3. Green tea consumption may help
Swap out that cup of black coffee for strongly brewed green tea or matcha tea. Green tea and its family of teas have the magic ingredient catechin or EGCG (epigallocatechin gallate) which, some studies have shown, can neutralize influenza virus particles as they enter your system. Some research also indicates that catechin can also suppress any pneumonia-causing bacteria. Make sure you do not overdo your consumption of green tea as it is a diuretic and may cause mild adverse effects. Adding one or two cups of green tea to your day is ideal.
4. Exercise regularly
The impact of exercise on immunity has been very clearly documented by research, and the correlation between healthy immunity and regular exercise is a strong positive. Exercise can also gradually build up one’s immune response to stressors. In fact, exercise is claimed to temporarily boost one’s immune response immediately after, as per a British study. To really reap the benefits of physical activity and ensure you don’t catch winter illnesses, it's crucial to be consistent. Find an exercise that you really enjoy, so you make sure that you can be consistent with it.
Exercise also stimulates the production of blood vessel constricting epinephrine that can relieve issues like nasal discomfort that come with common colds.
5. Take Steam Regularly
Not only can steam relieve winter coughs and colds, but it can also be used as a preventive measure. Dry air can often trigger dust allergies. By adding humidity to one’s surroundings through a humidifier or inhaling steam can help with air quality-related ailments. To inhale steam, one can either enlist the aid of a steamer or simply heat up a big bowl of hot water and put one’s head over it with a towel on top to prevent the steam from dissipating. Take slow and deep breaths for ten minutes while the steam escapes. Ensure you inhale steam every three to four days during the winter season.

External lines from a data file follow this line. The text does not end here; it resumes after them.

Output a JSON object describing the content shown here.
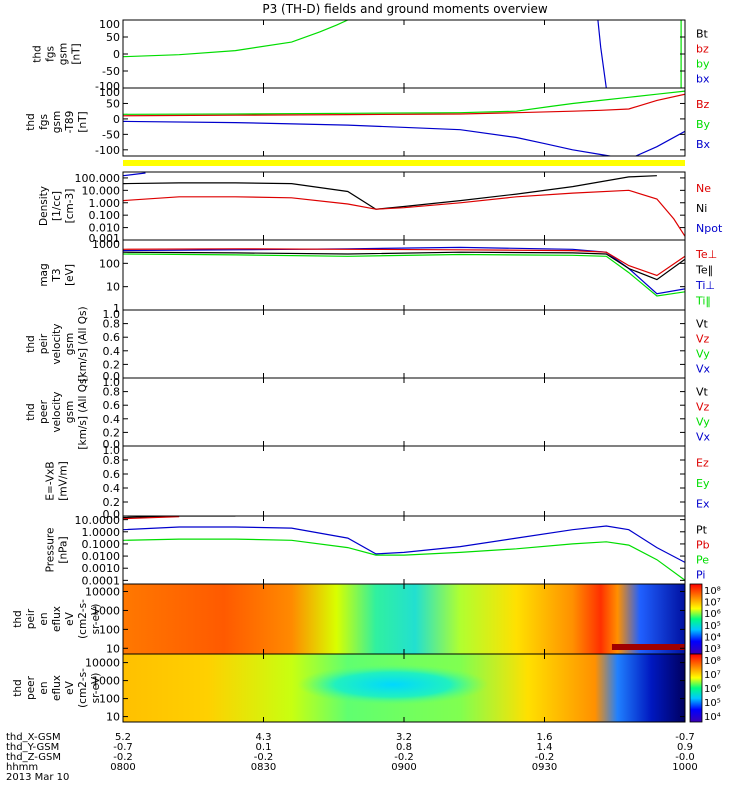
{
  "title": "P3 (TH-D) fields and ground moments overview",
  "colors": {
    "black": "#000000",
    "red": "#dd0000",
    "green": "#00dd00",
    "blue": "#0000cc",
    "yellow": "#ffff00",
    "frame": "#000000"
  },
  "chart_data": {
    "type": "line",
    "x_tick_labels": [
      "0800",
      "0830",
      "0900",
      "0930",
      "1000"
    ],
    "x_time_range": [
      "0800",
      "1000"
    ],
    "panels": [
      {
        "id": "fgs",
        "ylabel_lines": [
          "thd",
          "fgs",
          "gsm",
          "[nT]"
        ],
        "scale": "linear",
        "ylim": [
          -100,
          100
        ],
        "ticks": [
          "100",
          "50",
          "0",
          "-50",
          "-100"
        ],
        "legend": [
          {
            "label": "Bt",
            "color": "#000000"
          },
          {
            "label": "bz",
            "color": "#dd0000"
          },
          {
            "label": "by",
            "color": "#00dd00"
          },
          {
            "label": "bx",
            "color": "#0000cc"
          }
        ],
        "series": [
          {
            "color": "#00dd00",
            "x": [
              0.0,
              0.1,
              0.2,
              0.3,
              0.35,
              0.38,
              0.4
            ],
            "y": [
              -8,
              -2,
              10,
              35,
              65,
              85,
              100
            ]
          },
          {
            "color": "#0000cc",
            "x": [
              0.845,
              0.85,
              0.86
            ],
            "y": [
              100,
              20,
              -100
            ]
          },
          {
            "color": "#00dd00",
            "x": [
              0.993,
              0.993
            ],
            "y": [
              100,
              -100
            ]
          }
        ]
      },
      {
        "id": "fgs_gse",
        "ylabel_lines": [
          "thd",
          "fgs",
          "gsm",
          "-T89",
          "[nT]"
        ],
        "scale": "linear",
        "ylim": [
          -120,
          100
        ],
        "ticks": [
          "100",
          "50",
          "0",
          "-50",
          "-100"
        ],
        "legend": [
          {
            "label": "Bz",
            "color": "#dd0000"
          },
          {
            "label": "By",
            "color": "#00dd00"
          },
          {
            "label": "Bx",
            "color": "#0000cc"
          }
        ],
        "series": [
          {
            "color": "#00dd00",
            "x": [
              0.0,
              0.2,
              0.4,
              0.6,
              0.7,
              0.76,
              0.8,
              0.85,
              0.9,
              0.95,
              1.0
            ],
            "y": [
              15,
              16,
              18,
              20,
              25,
              40,
              50,
              60,
              70,
              80,
              90
            ]
          },
          {
            "color": "#dd0000",
            "x": [
              0.0,
              0.2,
              0.4,
              0.6,
              0.7,
              0.8,
              0.85,
              0.9,
              0.95,
              1.0
            ],
            "y": [
              10,
              12,
              14,
              16,
              20,
              25,
              28,
              32,
              60,
              80
            ]
          },
          {
            "color": "#0000cc",
            "x": [
              0.0,
              0.2,
              0.4,
              0.6,
              0.7,
              0.75,
              0.8,
              0.85,
              0.9,
              0.95,
              1.0
            ],
            "y": [
              -8,
              -12,
              -20,
              -35,
              -60,
              -80,
              -100,
              -115,
              -130,
              -90,
              -40
            ]
          }
        ]
      },
      {
        "id": "density",
        "ylabel_lines": [
          "Density",
          "[1/cc]",
          "[cm-3]"
        ],
        "scale": "log",
        "ylim": [
          0.001,
          300
        ],
        "ticks": [
          "100.000",
          "10.000",
          "1.000",
          "0.100",
          "0.010",
          "0.001"
        ],
        "legend": [
          {
            "label": "Ne",
            "color": "#dd0000"
          },
          {
            "label": "Ni",
            "color": "#000000"
          },
          {
            "label": "Npot",
            "color": "#0000cc"
          }
        ],
        "series": [
          {
            "color": "#000000",
            "x": [
              0.0,
              0.1,
              0.2,
              0.3,
              0.4,
              0.45,
              0.5,
              0.6,
              0.7,
              0.8,
              0.9,
              0.95
            ],
            "y": [
              35,
              40,
              40,
              35,
              8,
              0.3,
              0.5,
              1.5,
              5,
              20,
              120,
              150
            ]
          },
          {
            "color": "#dd0000",
            "x": [
              0.0,
              0.1,
              0.2,
              0.3,
              0.4,
              0.45,
              0.5,
              0.6,
              0.7,
              0.8,
              0.9,
              0.95,
              0.98,
              1.0
            ],
            "y": [
              1.5,
              3,
              3,
              2.5,
              0.8,
              0.3,
              0.4,
              1,
              3,
              6,
              10,
              2,
              0.05,
              0.002
            ]
          },
          {
            "color": "#0000cc",
            "x": [
              0.0,
              0.04
            ],
            "y": [
              150,
              250
            ]
          }
        ]
      },
      {
        "id": "temperature",
        "ylabel_lines": [
          "mag",
          "T3",
          "[eV]"
        ],
        "scale": "log",
        "ylim": [
          1,
          1000
        ],
        "ticks": [
          "1000",
          "100",
          "10",
          "1"
        ],
        "legend": [
          {
            "label": "Te⊥",
            "color": "#dd0000"
          },
          {
            "label": "Te‖",
            "color": "#000000"
          },
          {
            "label": "Ti⊥",
            "color": "#0000cc"
          },
          {
            "label": "Ti‖",
            "color": "#00dd00"
          }
        ],
        "series": [
          {
            "color": "#0000cc",
            "x": [
              0.0,
              0.2,
              0.4,
              0.6,
              0.8,
              0.86,
              0.9,
              0.95,
              1.0
            ],
            "y": [
              350,
              380,
              420,
              480,
              400,
              300,
              60,
              5,
              8
            ]
          },
          {
            "color": "#dd0000",
            "x": [
              0.0,
              0.2,
              0.4,
              0.6,
              0.8,
              0.86,
              0.9,
              0.95,
              1.0
            ],
            "y": [
              400,
              420,
              400,
              380,
              350,
              300,
              80,
              30,
              200
            ]
          },
          {
            "color": "#000000",
            "x": [
              0.0,
              0.2,
              0.4,
              0.6,
              0.8,
              0.86,
              0.9,
              0.95,
              1.0
            ],
            "y": [
              300,
              280,
              250,
              300,
              280,
              250,
              60,
              20,
              150
            ]
          },
          {
            "color": "#00dd00",
            "x": [
              0.0,
              0.2,
              0.4,
              0.6,
              0.8,
              0.86,
              0.9,
              0.95,
              1.0
            ],
            "y": [
              250,
              230,
              200,
              240,
              220,
              200,
              40,
              4,
              6
            ]
          }
        ]
      },
      {
        "id": "peir_velocity",
        "ylabel_lines": [
          "thd",
          "peir",
          "velocity",
          "gsm",
          "[km/s] (All Qs)"
        ],
        "scale": "linear",
        "ylim": [
          0,
          1
        ],
        "ticks": [
          "1.0",
          "0.8",
          "0.6",
          "0.4",
          "0.2",
          "0.0"
        ],
        "legend": [
          {
            "label": "Vt",
            "color": "#000000"
          },
          {
            "label": "Vz",
            "color": "#dd0000"
          },
          {
            "label": "Vy",
            "color": "#00dd00"
          },
          {
            "label": "Vx",
            "color": "#0000cc"
          }
        ],
        "series": []
      },
      {
        "id": "peer_velocity",
        "ylabel_lines": [
          "thd",
          "peer",
          "velocity",
          "gsm",
          "[km/s] (All Qs)"
        ],
        "scale": "linear",
        "ylim": [
          0,
          1
        ],
        "ticks": [
          "1.0",
          "0.8",
          "0.6",
          "0.4",
          "0.2",
          "0.0"
        ],
        "legend": [
          {
            "label": "Vt",
            "color": "#000000"
          },
          {
            "label": "Vz",
            "color": "#dd0000"
          },
          {
            "label": "Vy",
            "color": "#00dd00"
          },
          {
            "label": "Vx",
            "color": "#0000cc"
          }
        ],
        "series": []
      },
      {
        "id": "efield",
        "ylabel_lines": [
          "E=-VxB",
          "[mV/m]"
        ],
        "scale": "linear",
        "ylim": [
          0,
          1
        ],
        "ticks": [
          "1.0",
          "0.8",
          "0.6",
          "0.4",
          "0.2",
          "0.0"
        ],
        "legend": [
          {
            "label": "Ez",
            "color": "#dd0000"
          },
          {
            "label": "Ey",
            "color": "#00dd00"
          },
          {
            "label": "Ex",
            "color": "#0000cc"
          }
        ],
        "series": []
      },
      {
        "id": "pressure",
        "ylabel_lines": [
          "Pressure",
          "[nPa]"
        ],
        "scale": "log",
        "ylim": [
          5e-05,
          20
        ],
        "ticks": [
          "10.0000",
          "1.0000",
          "0.1000",
          "0.0100",
          "0.0010",
          "0.0001"
        ],
        "legend": [
          {
            "label": "Pt",
            "color": "#000000"
          },
          {
            "label": "Pb",
            "color": "#dd0000"
          },
          {
            "label": "Pe",
            "color": "#00dd00"
          },
          {
            "label": "Pi",
            "color": "#0000cc"
          }
        ],
        "series": [
          {
            "color": "#0000cc",
            "x": [
              0.0,
              0.1,
              0.2,
              0.3,
              0.4,
              0.45,
              0.5,
              0.6,
              0.7,
              0.8,
              0.86,
              0.9,
              0.95,
              1.0
            ],
            "y": [
              1.5,
              2.5,
              2.5,
              2,
              0.3,
              0.015,
              0.02,
              0.06,
              0.3,
              1.5,
              3,
              1.5,
              0.05,
              0.003
            ]
          },
          {
            "color": "#00dd00",
            "x": [
              0.0,
              0.1,
              0.2,
              0.3,
              0.4,
              0.45,
              0.5,
              0.6,
              0.7,
              0.8,
              0.86,
              0.9,
              0.95,
              1.0
            ],
            "y": [
              0.2,
              0.25,
              0.25,
              0.2,
              0.05,
              0.012,
              0.012,
              0.02,
              0.04,
              0.1,
              0.15,
              0.08,
              0.005,
              0.0001
            ]
          },
          {
            "color": "#000000",
            "x": [
              0.0,
              0.1,
              0.2
            ],
            "y": [
              15,
              20,
              20
            ]
          },
          {
            "color": "#dd0000",
            "x": [
              0.0,
              0.1
            ],
            "y": [
              12,
              18
            ]
          }
        ]
      },
      {
        "id": "peir_eflux",
        "type": "heatmap",
        "ylabel_lines": [
          "thd",
          "peir",
          "en",
          "eflux",
          "eV",
          "(cm2-s-",
          "sr-eV)"
        ],
        "scale": "log",
        "ylim": [
          5,
          25000
        ],
        "ticks": [
          "10000",
          "1000",
          "100",
          "10"
        ],
        "colorbar_labels": [
          "10⁸",
          "10⁷",
          "10⁶",
          "10⁵",
          "10⁴",
          "10³"
        ]
      },
      {
        "id": "peer_eflux",
        "type": "heatmap",
        "ylabel_lines": [
          "thd",
          "peer",
          "en",
          "eflux",
          "eV",
          "(cm2-s-",
          "sr-eV)"
        ],
        "scale": "log",
        "ylim": [
          5,
          30000
        ],
        "ticks": [
          "10000",
          "1000",
          "100",
          "10"
        ],
        "colorbar_labels": [
          "10⁸",
          "10⁷",
          "10⁶",
          "10⁵",
          "10⁴"
        ]
      }
    ],
    "footer": {
      "rows": [
        {
          "label": "thd_X-GSM",
          "values": [
            "5.2",
            "4.3",
            "3.2",
            "1.6",
            "-0.7"
          ]
        },
        {
          "label": "thd_Y-GSM",
          "values": [
            "-0.7",
            "0.1",
            "0.8",
            "1.4",
            "0.9"
          ]
        },
        {
          "label": "thd_Z-GSM",
          "values": [
            "-0.2",
            "-0.2",
            "-0.2",
            "-0.2",
            "-0.0"
          ]
        },
        {
          "label": "hhmm",
          "values": [
            "0800",
            "0830",
            "0900",
            "0930",
            "1000"
          ]
        }
      ],
      "date": "2013 Mar 10"
    }
  }
}
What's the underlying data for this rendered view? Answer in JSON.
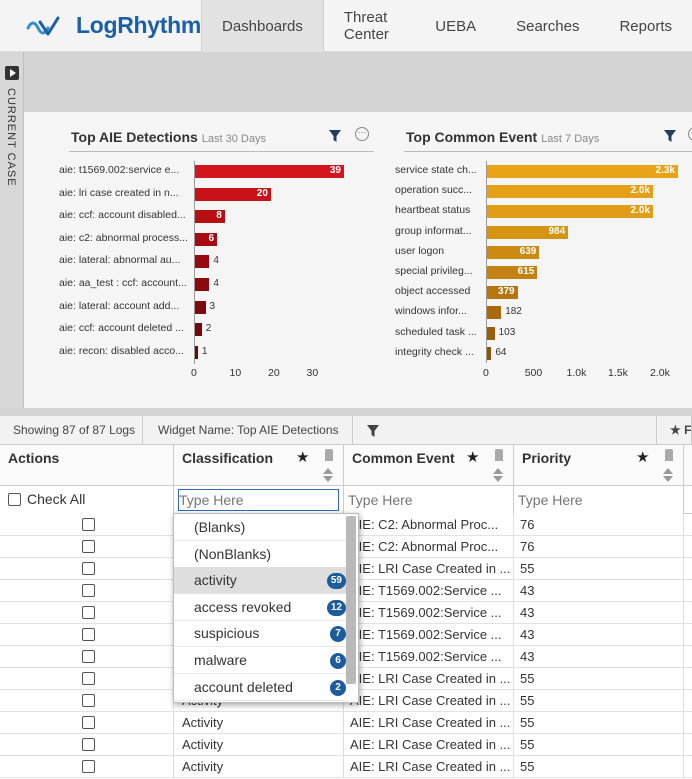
{
  "app": {
    "brand": "LogRhythm",
    "brand_color": "#1a5fa8"
  },
  "nav": {
    "tabs": [
      {
        "label": "Dashboards",
        "active": true
      },
      {
        "label": "Threat Center"
      },
      {
        "label": "UEBA"
      },
      {
        "label": "Searches"
      },
      {
        "label": "Reports"
      }
    ]
  },
  "case_bar": {
    "label": "CURRENT CASE"
  },
  "widgets": {
    "left": {
      "title": "Top AIE Detections",
      "subtitle": "Last 30 Days"
    },
    "right": {
      "title": "Top Common Event",
      "subtitle": "Last 7 Days"
    }
  },
  "chart_data": [
    {
      "type": "bar",
      "orientation": "horizontal",
      "title": "Top AIE Detections",
      "subtitle": "Last 30 Days",
      "categories": [
        "aie: t1569.002:service e...",
        "aie: lri case created in n...",
        "aie: ccf: account disabled...",
        "aie: c2: abnormal process...",
        "aie: lateral: abnormal au...",
        "aie: aa_test : ccf: account...",
        "aie: lateral: account add...",
        "aie: ccf: account deleted ...",
        "aie: recon: disabled acco..."
      ],
      "values": [
        39,
        20,
        8,
        6,
        4,
        4,
        3,
        2,
        1
      ],
      "value_labels": [
        "39",
        "20",
        "8",
        "6",
        "4",
        "4",
        "3",
        "2",
        "1"
      ],
      "xlim": [
        0,
        39
      ],
      "xticks": [
        "0",
        "10",
        "20",
        "30"
      ],
      "colors": [
        "#d2161c",
        "#c81218",
        "#b80f14",
        "#a50d12",
        "#960b10",
        "#8a0a0e",
        "#7c090d",
        "#70080c",
        "#66070b"
      ]
    },
    {
      "type": "bar",
      "orientation": "horizontal",
      "title": "Top Common Event",
      "subtitle": "Last 7 Days",
      "categories": [
        "service state ch...",
        "operation succ...",
        "heartbeat status",
        "group informat...",
        "user logon",
        "special privileg...",
        "object accessed",
        "windows infor...",
        "scheduled task ...",
        "integrity check ..."
      ],
      "values": [
        2300,
        2000,
        2000,
        984,
        639,
        615,
        379,
        182,
        103,
        64
      ],
      "value_labels": [
        "2.3k",
        "2.0k",
        "2.0k",
        "984",
        "639",
        "615",
        "379",
        "182",
        "103",
        "64"
      ],
      "xlim": [
        0,
        2300
      ],
      "xticks": [
        "0",
        "500",
        "1.0k",
        "1.5k",
        "2.0k"
      ],
      "colors": [
        "#e8a317",
        "#e4a016",
        "#e09d15",
        "#d69414",
        "#cb8a12",
        "#c38211",
        "#b6760f",
        "#a86a0d",
        "#9a5f0b",
        "#8e560a"
      ]
    }
  ],
  "toolbar": {
    "showing": "Showing 87 of 87 Logs",
    "widget_name": "Widget Name: Top AIE Detections",
    "cut": "F"
  },
  "grid": {
    "columns": [
      {
        "label": "Actions"
      },
      {
        "label": "Classification"
      },
      {
        "label": "Common Event"
      },
      {
        "label": "Priority"
      }
    ],
    "check_all": "Check All",
    "filter_placeholder": "Type Here",
    "rows": [
      {
        "classification": "",
        "event": "AIE: C2: Abnormal Proc...",
        "priority": "76"
      },
      {
        "classification": "",
        "event": "AIE: C2: Abnormal Proc...",
        "priority": "76"
      },
      {
        "classification": "",
        "event": "AIE: LRI Case Created in ...",
        "priority": "55"
      },
      {
        "classification": "",
        "event": "AIE: T1569.002:Service ...",
        "priority": "43"
      },
      {
        "classification": "",
        "event": "AIE: T1569.002:Service ...",
        "priority": "43"
      },
      {
        "classification": "",
        "event": "AIE: T1569.002:Service ...",
        "priority": "43"
      },
      {
        "classification": "",
        "event": "AIE: T1569.002:Service ...",
        "priority": "43"
      },
      {
        "classification": "",
        "event": "AIE: LRI Case Created in ...",
        "priority": "55"
      },
      {
        "classification": "Activity",
        "event": "AIE: LRI Case Created in ...",
        "priority": "55"
      },
      {
        "classification": "Activity",
        "event": "AIE: LRI Case Created in ...",
        "priority": "55"
      },
      {
        "classification": "Activity",
        "event": "AIE: LRI Case Created in ...",
        "priority": "55"
      },
      {
        "classification": "Activity",
        "event": "AIE: LRI Case Created in ...",
        "priority": "55"
      }
    ]
  },
  "dropdown": {
    "items": [
      {
        "label": "(Blanks)",
        "count": ""
      },
      {
        "label": "(NonBlanks)",
        "count": ""
      },
      {
        "label": "activity",
        "count": "59",
        "selected": true
      },
      {
        "label": "access revoked",
        "count": "12"
      },
      {
        "label": "suspicious",
        "count": "7"
      },
      {
        "label": "malware",
        "count": "6"
      },
      {
        "label": "account deleted",
        "count": "2"
      }
    ]
  }
}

6. Increase the consumption of good fats
The consumption of omega-three fatty acids has also been linked to the post-exercise inflammatory cascade of killer cells that hunt down the common cold virus. Omega threes can be found most in fishes likes salmon, but they are available to vegetarians due to their presence in nuts, and evening primrose extract. Omega-three can be consumed through one’s diet directly or through supplements like fish oil or evening primrose. Another vegetarian source of omega threes is anchovies which makea great pizza topping.
Conclusion
Ultimately, getting adequate rest, exercising regularly, and eating balanced meals is likely to keep winter coughs and colds at bay. Some other health tips include getting enough sunlight, good fats, catechins from tea, and probiotics through yogurt.